Problem Suppose that $G$ is a finite group whose abelianization is trivial. Suppose also that $G$ acts freely on $S^3$. Compute the homology groups (with integer coeffcients) of the orbit space $M=S^3/G$.
This is an algebraic-topology problem of Harvard qualifying exam. There is a solution in the website:
Solution: Note that $M$ is a smooth manifold, and that $\pi_1 M = G$. By Poincare's [sic] theorem $H_1 S^3/G = 0$, as is $H^1(S^3/G; A) = \hom(\pi_1 M, A)$ for any abelian group $A$. This implies that $M$ is orientable. It then follows from Poincare [sic] duality that $H_2(M;A) = 0$ for any abelian group $A$ and that $H_3(M;A) = A$.
I think, before using Poincaré duality, we should first check it's orientable.
For example, $M$ is orientable if and only if the action $G$ on $S^3$ preserve the orientation; so, I guess this solution manual is not correct.

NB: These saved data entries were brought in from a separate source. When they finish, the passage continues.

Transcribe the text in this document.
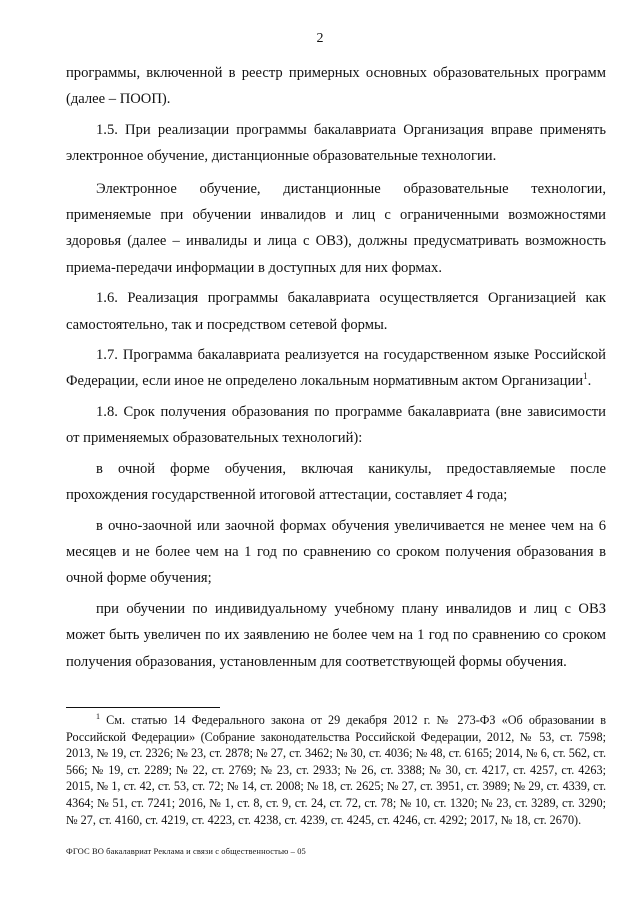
2

программы, включенной в реестр примерных основных образовательных программ (далее – ПООП).

1.5. При реализации программы бакалавриата Организация вправе применять электронное обучение, дистанционные образовательные технологии.

Электронное обучение, дистанционные образовательные технологии, применяемые при обучении инвалидов и лиц с ограниченными возможностями здоровья (далее – инвалиды и лица с ОВЗ), должны предусматривать возможность приема-передачи информации в доступных для них формах.

1.6. Реализация программы бакалавриата осуществляется Организацией как самостоятельно, так и посредством сетевой формы.

1.7. Программа бакалавриата реализуется на государственном языке Российской Федерации, если иное не определено локальным нормативным актом Организации$^1$.

1.8. Срок получения образования по программе бакалавриата (вне зависимости от применяемых образовательных технологий):

в очной форме обучения, включая каникулы, предоставляемые после прохождения государственной итоговой аттестации, составляет 4 года;

в очно-заочной или заочной формах обучения увеличивается не менее чем на 6 месяцев и не более чем на 1 год по сравнению со сроком получения образования в очной форме обучения;

при обучении по индивидуальному учебному плану инвалидов и лиц с ОВЗ может быть увеличен по их заявлению не более чем на 1 год по сравнению со сроком получения образования, установленным для соответствующей формы обучения.

$^1$ См. статью 14 Федерального закона от 29 декабря 2012 г. № 273-ФЗ «Об образовании в Российской Федерации» (Собрание законодательства Российской Федерации, 2012, № 53, ст. 7598; 2013, № 19, ст. 2326; № 23, ст. 2878; № 27, ст. 3462; № 30, ст. 4036; № 48, ст. 6165; 2014, № 6, ст. 562, ст. 566; № 19, ст. 2289; № 22, ст. 2769; № 23, ст. 2933; № 26, ст. 3388; № 30, ст. 4217, ст. 4257, ст. 4263; 2015, № 1, ст. 42, ст. 53, ст. 72; № 14, ст. 2008; № 18, ст. 2625; № 27, ст. 3951, ст. 3989; № 29, ст. 4339, ст. 4364; № 51, ст. 7241; 2016, № 1, ст. 8, ст. 9, ст. 24, ст. 72, ст. 78; № 10, ст. 1320; № 23, ст. 3289, ст. 3290; № 27, ст. 4160, ст. 4219, ст. 4223, ст. 4238, ст. 4239, ст. 4245, ст. 4246, ст. 4292; 2017, № 18, ст. 2670).
ФГОС ВО бакалавриат Реклама и связи с общественностью – 05
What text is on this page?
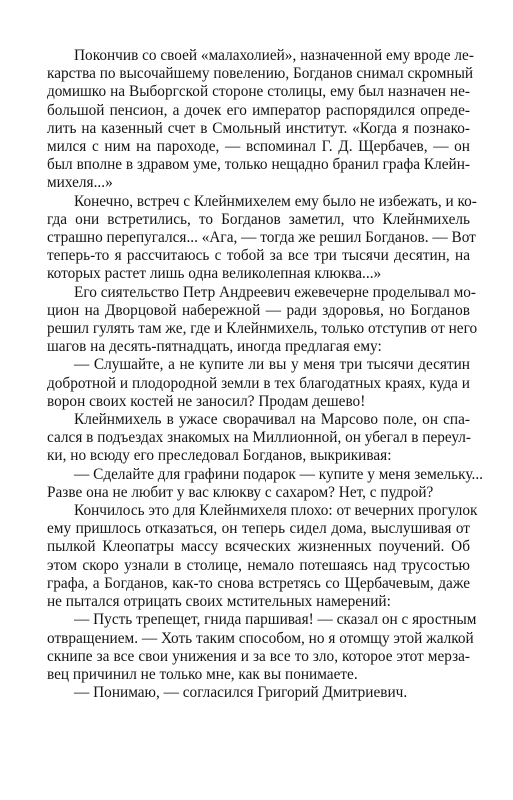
Покончив со своей «малахолией», назначенной ему вроде ле-
карства по высочайшему повелению, Богданов снимал скромный
домишко на Выборгской стороне столицы, ему был назначен не-
большой пенсион, а дочек его император распорядился опреде-
лить на казенный счет в Смольный институт. «Когда я познако-
мился с ним на пароходе, — вспоминал Г. Д. Щербачев, — он
был вполне в здравом уме, только нещадно бранил графа Клейн-
михеля...»
Конечно, встреч с Клейнмихелем ему было не избежать, и ко-
гда они встретились, то Богданов заметил, что Клейнмихель
страшно перепугался... «Ага, — тогда же решил Богданов. — Вот
теперь-то я рассчитаюсь с тобой за все три тысячи десятин, на
которых растет лишь одна великолепная клюква...»
Его сиятельство Петр Андреевич ежевечерне проделывал мо-
цион на Дворцовой набережной — ради здоровья, но Богданов
решил гулять там же, где и Клейнмихель, только отступив от него
шагов на десять-пятнадцать, иногда предлагая ему:
— Слушайте, а не купите ли вы у меня три тысячи десятин
добротной и плодородной земли в тех благодатных краях, куда и
ворон своих костей не заносил? Продам дешево!
Клейнмихель в ужасе сворачивал на Марсово поле, он спа-
сался в подъездах знакомых на Миллионной, он убегал в переул-
ки, но всюду его преследовал Богданов, выкрикивая:
— Сделайте для графини подарок — купите у меня земельку...
Разве она не любит у вас клюкву с сахаром? Нет, с пудрой?
Кончилось это для Клейнмихеля плохо: от вечерних прогулок
ему пришлось отказаться, он теперь сидел дома, выслушивая от
пылкой Клеопатры массу всяческих жизненных поучений. Об
этом скоро узнали в столице, немало потешаясь над трусостью
графа, а Богданов, как-то снова встретясь со Щербачевым, даже
не пытался отрицать своих мстительных намерений:
— Пусть трепещет, гнида паршивая! — сказал он с яростным
отвращением. — Хоть таким способом, но я отомщу этой жалкой
скнипе за все свои унижения и за все то зло, которое этот мерза-
вец причинил не только мне, как вы понимаете.
— Понимаю, — согласился Григорий Дмитриевич.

Also, perhaps I made some stupid mistake.
Please help! Thank you!
If $S^3/G$ was not orientable, then the orientation double cover would be non-trivial. From the correspondence between covers of $S^3/G$ and subgroups of $\pi_1(S^3/G)\cong G$, the cover would correspond to an index two subgroup of $G$ (call this subgroup $H$). But now $G/H \cong \Bbb Z/2\Bbb Z$ is a non-trivial abelian quotient of $G$, so $G$ cannot have trivial abelianization.
Alternatively, one can use the universal coefficient theorem to show $H^1(S^3/G,\Bbb Z/2\Bbb Z)=0$, so every vector bundle over $S^3/G$ has vanishing 1st Stiefel-Whitney class. Equivalently, every vector bundle (including the tangent bundle) over $S^3/G$ is orientable.